Le SIB annonce une rentrée sociale chaude
Selon une étude, seuls 57 pour cent des travailleurs de la construction atteignent l´âge de la retraite en bonne santé. Raison pour laquelle le Syndicat industrie et bâtiment (SIB) veut favoriser la prévention et baisser l´âge de la retraite.
«L’injustice sociale en Suisse ce n’est pas l’inégalité en matière de revenu, mais une criante inégalité face à la mort et face à l’invalidité », souligne Vasco Pedrina. Pour le président central du SIB, ce constat «est insoutenable, inacceptable pour un société démocratique qui veut tenir haut le drapeau de l’égalité des chances face à la vie ».
Deux ouvriers du bâtiment sur cinq sont devenus invalides avant l’âge de la retraite, contre seulement 9,3 pour cent des architectes et des ingénieurs, indique l’étude, présentée lundi à la presse par le SIB. La recherche à été menée à Genève par l’Office cantonal de l’inspection et des relations du travail auprès de 5137 hommes nés entre 1925 et 1927.
«Ces résultats ont été confirmés, souligne Vasco Pedrina, par une enquête effectuée par le SIB auprès de ses membres au niveau national». Ils correspondent également aux chiffres obtenus dans des études similaires à
l’étranger.
Cette disparité se retrouve pour la mortalité, a déclaré à l’ats le sociologue Massimo Usel, co-auteur de l’étude: 21,1 pour cent des travailleurs de la construction et 29,2 pour cent des ouvriers en fabrique décèdent avant 65 ans. A l’autre bout de l’échelle figurent les scientifiques (9,4 pour cent).
En combinant ces deux critères, le SIB a obtenu un tableau «inacceptable sur le plan social»: 85 pour cent des architectes et ingénieurs peuvent jouir de leur AVS sans souci d’invalidité, contre 57 pour cent des travailleurs du bâtiment. Par ailleurs, l’espérance de vie est de 66,2 ans pour les ouvriers peu ou pas qualifiés, soit 4,4 ans de moins que les représentants de professions libérales.
Pour remédier à cette situation, Vasco Pedrina réclame une «solution sociale globale». Et derrière le catalogue de revendications qu’il avance, se profile une rentrée sociale particulièrement chaude. Il faut, dit-il, améliorer les conditions de travail et intensifier la prévention des accidents sur les chantiers.
Autre exigence: améliorer la lutte contre le stress et les horaires «démesurés» de travail. La Confédération doit réviser la loi sur le travail, afin de mieux réglementer la durée maximale du temps de travail, la question de la flexibilité des horaires et l’embauche des employés temporaires.

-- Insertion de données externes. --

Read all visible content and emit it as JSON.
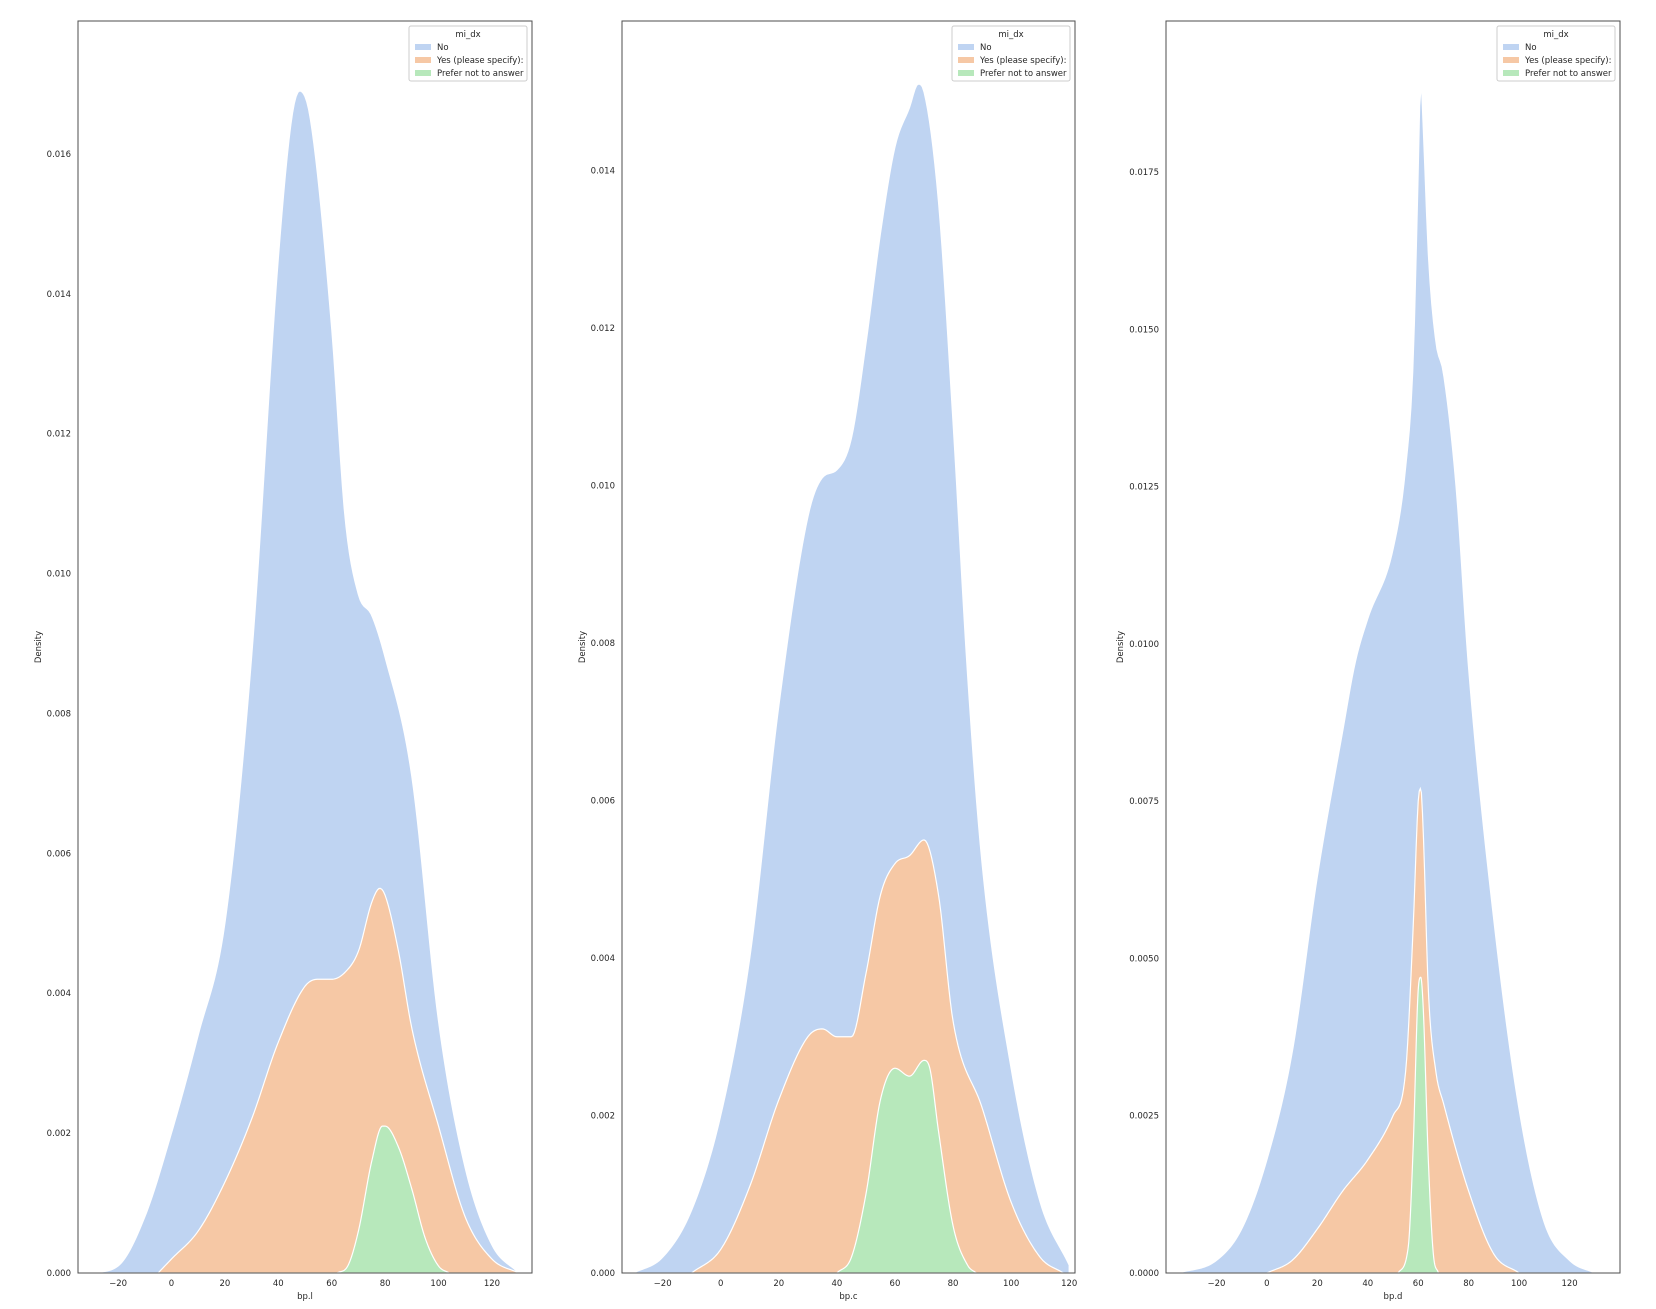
{
  "figure": {
    "legend_title": "mi_dx",
    "y_axis_label": "Density",
    "series_names": [
      "No",
      "Yes (please specify):",
      "Prefer not to answer"
    ],
    "colors": {
      "No": "#bfd4f2",
      "Yes (please specify):": "#f6c8a5",
      "Prefer not to answer": "#b7e8bb",
      "area_edge": "#ffffff",
      "axes_frame": "#4d4d4d"
    }
  },
  "chart_data": [
    {
      "type": "area",
      "stacked": true,
      "xlabel": "bp.l",
      "ylabel": "Density",
      "xlim": [
        -35,
        135
      ],
      "ylim": [
        0,
        0.0179
      ],
      "xticks": [
        -20,
        0,
        20,
        40,
        60,
        80,
        100,
        120
      ],
      "yticks": [
        0.0,
        0.002,
        0.004,
        0.006,
        0.008,
        0.01,
        0.012,
        0.014,
        0.016
      ],
      "ytick_labels": [
        "0.000",
        "0.002",
        "0.004",
        "0.006",
        "0.008",
        "0.010",
        "0.012",
        "0.014",
        "0.016"
      ],
      "legend": {
        "title": "mi_dx",
        "placement": "top-right"
      },
      "series": [
        {
          "name": "No",
          "cumulative": [
            [
              -30,
              0
            ],
            [
              -20,
              0.0001
            ],
            [
              -10,
              0.0008
            ],
            [
              0,
              0.002
            ],
            [
              10,
              0.0034
            ],
            [
              20,
              0.005
            ],
            [
              30,
              0.0088
            ],
            [
              40,
              0.0145
            ],
            [
              45,
              0.0165
            ],
            [
              48,
              0.0169
            ],
            [
              52,
              0.0165
            ],
            [
              60,
              0.0135
            ],
            [
              65,
              0.0108
            ],
            [
              70,
              0.0097
            ],
            [
              75,
              0.0094
            ],
            [
              80,
              0.0088
            ],
            [
              90,
              0.0071
            ],
            [
              100,
              0.0036
            ],
            [
              110,
              0.0015
            ],
            [
              120,
              0.0004
            ],
            [
              130,
              0.0
            ]
          ]
        },
        {
          "name": "Yes (please specify):",
          "cumulative": [
            [
              -5,
              0
            ],
            [
              0,
              0.0002
            ],
            [
              10,
              0.0006
            ],
            [
              20,
              0.0013
            ],
            [
              30,
              0.0022
            ],
            [
              40,
              0.0033
            ],
            [
              50,
              0.0041
            ],
            [
              55,
              0.0042
            ],
            [
              60,
              0.0042
            ],
            [
              65,
              0.0043
            ],
            [
              70,
              0.0046
            ],
            [
              75,
              0.0053
            ],
            [
              78,
              0.0055
            ],
            [
              80,
              0.0054
            ],
            [
              85,
              0.0046
            ],
            [
              90,
              0.0035
            ],
            [
              100,
              0.0021
            ],
            [
              110,
              0.0008
            ],
            [
              120,
              0.0002
            ],
            [
              130,
              0.0
            ]
          ]
        },
        {
          "name": "Prefer not to answer",
          "cumulative": [
            [
              62,
              0
            ],
            [
              66,
              0.0001
            ],
            [
              70,
              0.0006
            ],
            [
              75,
              0.0016
            ],
            [
              79,
              0.0021
            ],
            [
              80,
              0.0021
            ],
            [
              85,
              0.0018
            ],
            [
              90,
              0.0012
            ],
            [
              95,
              0.0005
            ],
            [
              100,
              0.0001
            ],
            [
              104,
              0.0
            ]
          ]
        }
      ]
    },
    {
      "type": "area",
      "stacked": true,
      "xlabel": "bp.c",
      "ylabel": "Density",
      "xlim": [
        -34,
        122
      ],
      "ylim": [
        0,
        0.0159
      ],
      "xticks": [
        -20,
        0,
        20,
        40,
        60,
        80,
        100,
        120
      ],
      "yticks": [
        0.0,
        0.002,
        0.004,
        0.006,
        0.008,
        0.01,
        0.012,
        0.014
      ],
      "ytick_labels": [
        "0.000",
        "0.002",
        "0.004",
        "0.006",
        "0.008",
        "0.010",
        "0.012",
        "0.014"
      ],
      "legend": {
        "title": "mi_dx",
        "placement": "top-right"
      },
      "series": [
        {
          "name": "No",
          "cumulative": [
            [
              -30,
              0
            ],
            [
              -20,
              0.0002
            ],
            [
              -10,
              0.0008
            ],
            [
              0,
              0.002
            ],
            [
              10,
              0.004
            ],
            [
              20,
              0.0072
            ],
            [
              30,
              0.0096
            ],
            [
              35,
              0.0101
            ],
            [
              40,
              0.0102
            ],
            [
              45,
              0.0106
            ],
            [
              50,
              0.0118
            ],
            [
              55,
              0.0132
            ],
            [
              60,
              0.0143
            ],
            [
              65,
              0.0148
            ],
            [
              68,
              0.0151
            ],
            [
              70,
              0.015
            ],
            [
              75,
              0.0136
            ],
            [
              80,
              0.0108
            ],
            [
              85,
              0.0076
            ],
            [
              90,
              0.0052
            ],
            [
              100,
              0.0026
            ],
            [
              110,
              0.0009
            ],
            [
              120,
              0.0001
            ]
          ]
        },
        {
          "name": "Yes (please specify):",
          "cumulative": [
            [
              -10,
              0
            ],
            [
              0,
              0.0003
            ],
            [
              10,
              0.0011
            ],
            [
              20,
              0.0022
            ],
            [
              30,
              0.003
            ],
            [
              35,
              0.0031
            ],
            [
              40,
              0.003
            ],
            [
              45,
              0.003
            ],
            [
              50,
              0.0038
            ],
            [
              55,
              0.0048
            ],
            [
              60,
              0.0052
            ],
            [
              65,
              0.0053
            ],
            [
              70,
              0.0055
            ],
            [
              75,
              0.0048
            ],
            [
              80,
              0.0032
            ],
            [
              90,
              0.0021
            ],
            [
              100,
              0.0009
            ],
            [
              110,
              0.0002
            ],
            [
              118,
              0.0
            ]
          ]
        },
        {
          "name": "Prefer not to answer",
          "cumulative": [
            [
              40,
              0
            ],
            [
              45,
              0.0002
            ],
            [
              50,
              0.001
            ],
            [
              55,
              0.0022
            ],
            [
              60,
              0.0026
            ],
            [
              65,
              0.0025
            ],
            [
              70,
              0.0027
            ],
            [
              72,
              0.0026
            ],
            [
              75,
              0.0018
            ],
            [
              80,
              0.0006
            ],
            [
              85,
              0.0001
            ],
            [
              88,
              0.0
            ]
          ]
        }
      ]
    },
    {
      "type": "area",
      "stacked": true,
      "xlabel": "bp.d",
      "ylabel": "Density",
      "xlim": [
        -40,
        140
      ],
      "ylim": [
        0,
        0.0199
      ],
      "xticks": [
        -20,
        0,
        20,
        40,
        60,
        80,
        100,
        120
      ],
      "yticks": [
        0.0,
        0.0025,
        0.005,
        0.0075,
        0.01,
        0.0125,
        0.015,
        0.0175
      ],
      "ytick_labels": [
        "0.0000",
        "0.0025",
        "0.0050",
        "0.0075",
        "0.0100",
        "0.0125",
        "0.0150",
        "0.0175"
      ],
      "legend": {
        "title": "mi_dx",
        "placement": "top-right"
      },
      "series": [
        {
          "name": "No",
          "cumulative": [
            [
              -35,
              0
            ],
            [
              -20,
              0.0002
            ],
            [
              -10,
              0.0007
            ],
            [
              0,
              0.0018
            ],
            [
              10,
              0.0035
            ],
            [
              20,
              0.0063
            ],
            [
              30,
              0.0086
            ],
            [
              35,
              0.0097
            ],
            [
              40,
              0.0104
            ],
            [
              50,
              0.0115
            ],
            [
              55,
              0.0128
            ],
            [
              58,
              0.0145
            ],
            [
              60,
              0.0175
            ],
            [
              61,
              0.019
            ],
            [
              62,
              0.0182
            ],
            [
              64,
              0.0162
            ],
            [
              67,
              0.0148
            ],
            [
              70,
              0.0143
            ],
            [
              75,
              0.0125
            ],
            [
              80,
              0.0096
            ],
            [
              90,
              0.0056
            ],
            [
              100,
              0.0026
            ],
            [
              110,
              0.0008
            ],
            [
              120,
              0.0002
            ],
            [
              130,
              0.0
            ]
          ]
        },
        {
          "name": "Yes (please specify):",
          "cumulative": [
            [
              0,
              0
            ],
            [
              10,
              0.0002
            ],
            [
              20,
              0.0007
            ],
            [
              30,
              0.0013
            ],
            [
              40,
              0.0018
            ],
            [
              50,
              0.0025
            ],
            [
              55,
              0.0032
            ],
            [
              58,
              0.0055
            ],
            [
              60,
              0.0075
            ],
            [
              61,
              0.0077
            ],
            [
              62,
              0.007
            ],
            [
              64,
              0.0045
            ],
            [
              67,
              0.0032
            ],
            [
              70,
              0.0027
            ],
            [
              80,
              0.0013
            ],
            [
              90,
              0.0003
            ],
            [
              100,
              0.0
            ]
          ]
        },
        {
          "name": "Prefer not to answer",
          "cumulative": [
            [
              52,
              0
            ],
            [
              56,
              0.0004
            ],
            [
              58,
              0.002
            ],
            [
              60,
              0.0045
            ],
            [
              61,
              0.0047
            ],
            [
              62,
              0.0042
            ],
            [
              64,
              0.0018
            ],
            [
              66,
              0.0003
            ],
            [
              68,
              0.0
            ]
          ]
        }
      ]
    }
  ]
}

Le SIB soutient également le droit à la retraite pour tous dès l’âge de 62 ans. Le relèvement de l’âge de la retraite serait «un coup terrible» porté à des centaines de milliers de travailleurs, estime le SIB. La 11e révision de l’AVS est également jugée «inacceptable», car elle prévoit une réduction des rentes versées.
En conséquence, le SIB fera campagne en faveur des deux initiatives fédérales «pour une retraite à la carte dès 62 ans, tant pour les femmes que pour les hommes» et «pour un assouplissement de l’AVS – contre le relèvement de l’âge de la retraite des femmes», soumises au vote le 26 novembre.

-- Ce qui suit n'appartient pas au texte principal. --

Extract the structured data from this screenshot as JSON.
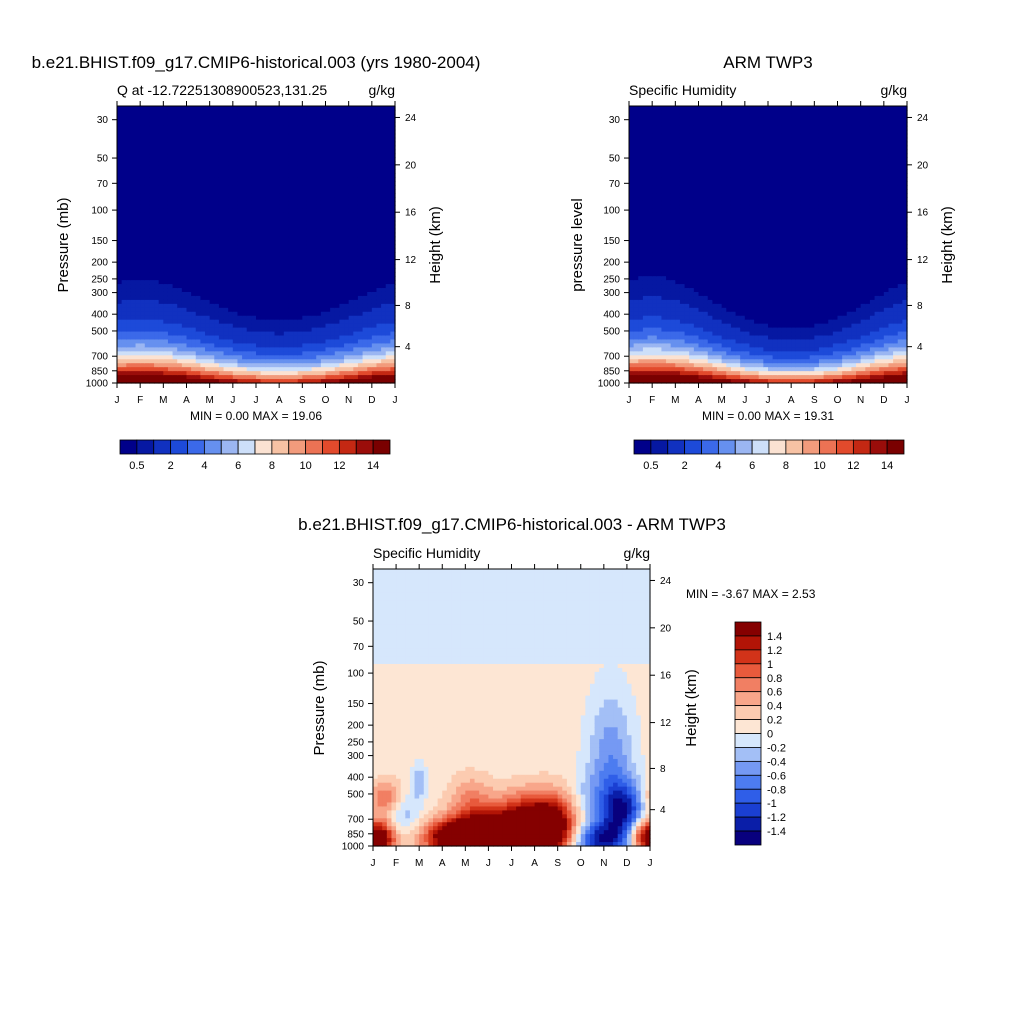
{
  "months": [
    "J",
    "F",
    "M",
    "A",
    "M",
    "J",
    "J",
    "A",
    "S",
    "O",
    "N",
    "D",
    "J"
  ],
  "pressure_ticks": [
    30,
    50,
    70,
    100,
    150,
    200,
    250,
    300,
    400,
    500,
    700,
    850,
    1000
  ],
  "height_ticks": [
    4,
    8,
    12,
    16,
    20,
    24
  ],
  "abs_levels": [
    0.5,
    1,
    2,
    3,
    4,
    5,
    6,
    7,
    8,
    9,
    10,
    11,
    12,
    13,
    14
  ],
  "abs_colors": [
    "#00008a",
    "#0618a2",
    "#1131c0",
    "#1d4ad9",
    "#3b69e9",
    "#6690ef",
    "#9bb6f2",
    "#cddff9",
    "#fbe2d2",
    "#f7c2a4",
    "#f29b7c",
    "#ec7254",
    "#e24a2c",
    "#c42813",
    "#9a0d0a",
    "#7a0000"
  ],
  "abs_cb_labels": [
    "0.5",
    "2",
    "4",
    "6",
    "8",
    "10",
    "12",
    "14"
  ],
  "abs_cb_label_edges": [
    1,
    3,
    5,
    7,
    9,
    11,
    13,
    15
  ],
  "diff_levels": [
    -1.4,
    -1.2,
    -1,
    -0.8,
    -0.6,
    -0.4,
    -0.2,
    0,
    0.2,
    0.4,
    0.6,
    0.8,
    1,
    1.2,
    1.4
  ],
  "diff_colors": [
    "#08007e",
    "#0a1ea8",
    "#1a3fd2",
    "#2f5ee8",
    "#4d7cf0",
    "#7599f3",
    "#a3bff6",
    "#d6e7fc",
    "#fde6d4",
    "#fccbb0",
    "#f8a68a",
    "#f17f63",
    "#e85a3c",
    "#d23319",
    "#b21406",
    "#850000"
  ],
  "diff_cb_labels": [
    "1.4",
    "1.2",
    "1",
    "0.8",
    "0.6",
    "0.4",
    "0.2",
    "0",
    "-0.2",
    "-0.4",
    "-0.6",
    "-0.8",
    "-1",
    "-1.2",
    "-1.4"
  ],
  "chart_data": [
    {
      "type": "heatmap",
      "title": "b.e21.BHIST.f09_g17.CMIP6-historical.003 (yrs 1980-2004)",
      "subtitle_left": "Q at -12.72251308900523,131.25",
      "units": "g/kg",
      "ylabel": "Pressure (mb)",
      "ylabel_right": "Height (km)",
      "xlabel": "",
      "y_scale": "log",
      "ylim": [
        1000,
        25
      ],
      "min": "0.00",
      "max": "19.06",
      "minmax_text": "MIN =   0.00 MAX =   19.06",
      "fields": {
        "surface_q_dry": 13,
        "surface_q_wet": 19,
        "moist_top_dry_mb": 300,
        "moist_top_wet_mb": 440
      }
    },
    {
      "type": "heatmap",
      "title": "ARM TWP3",
      "subtitle_left": "Specific Humidity",
      "units": "g/kg",
      "ylabel": "pressure level",
      "ylabel_right": "Height (km)",
      "xlabel": "",
      "y_scale": "log",
      "ylim": [
        1000,
        25
      ],
      "min": "0.00",
      "max": "19.31",
      "minmax_text": "MIN =   0.00 MAX =   19.31",
      "fields": {
        "surface_q_dry": 13,
        "surface_q_wet": 19.3,
        "moist_top_dry_mb": 290,
        "moist_top_wet_mb": 490
      }
    },
    {
      "type": "heatmap",
      "title": "b.e21.BHIST.f09_g17.CMIP6-historical.003 - ARM TWP3",
      "subtitle_left": "Specific Humidity",
      "units": "g/kg",
      "ylabel": "Pressure (mb)",
      "ylabel_right": "Height (km)",
      "xlabel": "",
      "y_scale": "log",
      "ylim": [
        1000,
        25
      ],
      "min": "-3.67",
      "max": "2.53",
      "minmax_text": "MIN =  -3.67 MAX =   2.53",
      "fields": {
        "stratosphere_value": -0.1,
        "troposphere_value": 0.1,
        "blobs": [
          {
            "month": 5.6,
            "p": 900,
            "dm": 1.9,
            "dlp": 0.09,
            "v": 2.5
          },
          {
            "month": 3.8,
            "p": 890,
            "dm": 0.8,
            "dlp": 0.06,
            "v": 1.4
          },
          {
            "month": 7.6,
            "p": 720,
            "dm": 0.9,
            "dlp": 0.12,
            "v": 1.2
          },
          {
            "month": 6.2,
            "p": 640,
            "dm": 1.2,
            "dlp": 0.1,
            "v": 0.6
          },
          {
            "month": 4.2,
            "p": 540,
            "dm": 0.6,
            "dlp": 0.1,
            "v": 0.5
          },
          {
            "month": 0.5,
            "p": 540,
            "dm": 0.6,
            "dlp": 0.08,
            "v": 0.9
          },
          {
            "month": 0.3,
            "p": 900,
            "dm": 0.5,
            "dlp": 0.07,
            "v": 1.5
          },
          {
            "month": 10.3,
            "p": 370,
            "dm": 0.7,
            "dlp": 0.32,
            "v": -0.7
          },
          {
            "month": 10.9,
            "p": 640,
            "dm": 0.7,
            "dlp": 0.12,
            "v": -1.3
          },
          {
            "month": 9.6,
            "p": 930,
            "dm": 0.9,
            "dlp": 0.07,
            "v": -1.4
          },
          {
            "month": 1.2,
            "p": 650,
            "dm": 0.6,
            "dlp": 0.1,
            "v": -0.6
          },
          {
            "month": 2.0,
            "p": 420,
            "dm": 0.2,
            "dlp": 0.07,
            "v": -0.5
          },
          {
            "month": 9.2,
            "p": 560,
            "dm": 0.5,
            "dlp": 0.12,
            "v": -0.3
          },
          {
            "month": 11.6,
            "p": 860,
            "dm": 0.5,
            "dlp": 0.07,
            "v": 1.0
          }
        ]
      }
    }
  ]
}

Par ailleurs, dans nombre de secteurs de l’industrie, «les caisses de pension ne prévoient pas de modèle de retraite à la carte dans le cadre du 2e pilier», rappelle M. Pedrina. Les personnes «qui ont travaillé le plus durement» ne peuvent ainsi obtenir «une rente anticipée apte à couvrir leurs besoins».
Une autre solution est envisagée pour les personnes qui ont travaillé «particulièrement longtemps»: l’obtention d’une rente intégrale après 40 ans d’activité professionnelle. Cette solution est également préconisée par le Parti socialiste.
Enfin, réagissant aux déclaration du SIB, la Société suisse des entrepreneurs (SSE) a regretté qu’ «on abuse du thème de la sécurité du travail pour des raisons de politique syndicale». Par ses initiatives, elle collabore à l’amélioration de la sécurité sur les chantiers.